FINANCIAL INSTITUTIONS: A RESOURCE AND MODEL FOR CYBER THREAT DEFENSE
Positioned on the front lines in the war against cyber fraud, financial institutions can be a helpful source of tools and guidance on security measures — both those particular to the needs of individual treasury operations, and more broadly. Basic examples of tools they can provide include ACH debit block and positive pay services, along with dual authorization for transaction initiation.
Banks use and encourage the use of a multilayered security strategy to defeat evolving security threats. That is because no single control mechanism is ultimately effective in preventing fraud.
In their own layered strategies, institutions use both overt (visible) and covert (behind the scenes) controls to combat cyber fraud.
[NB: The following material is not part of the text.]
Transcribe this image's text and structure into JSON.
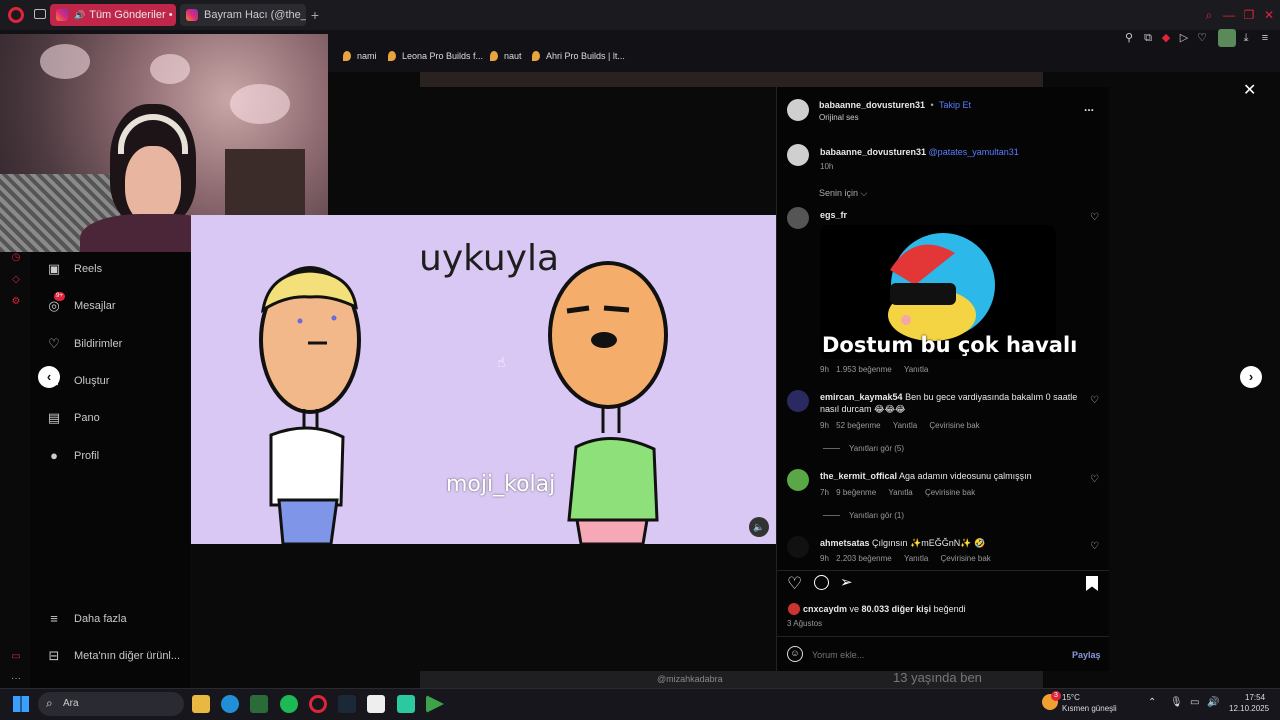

Overt controls include user name/password, pattern log-in, tokens (including new virtual tokens that can be downloaded to a mobile phone or tablet), biometrics, consumer education, alerts and notifications.
Examples of covert controls, used in combination, include:
- In-session monitoring and rules management
- Negative lists (i.e., known bad computers)
- Frequent application patching and updating
- Threat intelligence collection and sharing
- Spend/deposit limits
- Email authentication and phishing defenses
To maximize security and maintain the confidence of clients, it’s critical for banks to continually review fraud trends, participate in information sharing forums focused on security, and review new threats to maintain the effectiveness of our risk-mitigation measures.
Given the rapid pace of the development of new and ever more sophisticated cyber threats, contingency plans, security policies and procedures can’t be allowed to gather dust. A popular declaration in the early 19th century, “Eternal vigilance is the price of liberty,” holds true today in many contexts, including the freedom from cyber fraud. Vigilance, combined with proactively implemented effective countermeasures and leadership from treasury managers, gives a company the best chance of keeping this growing threat in check.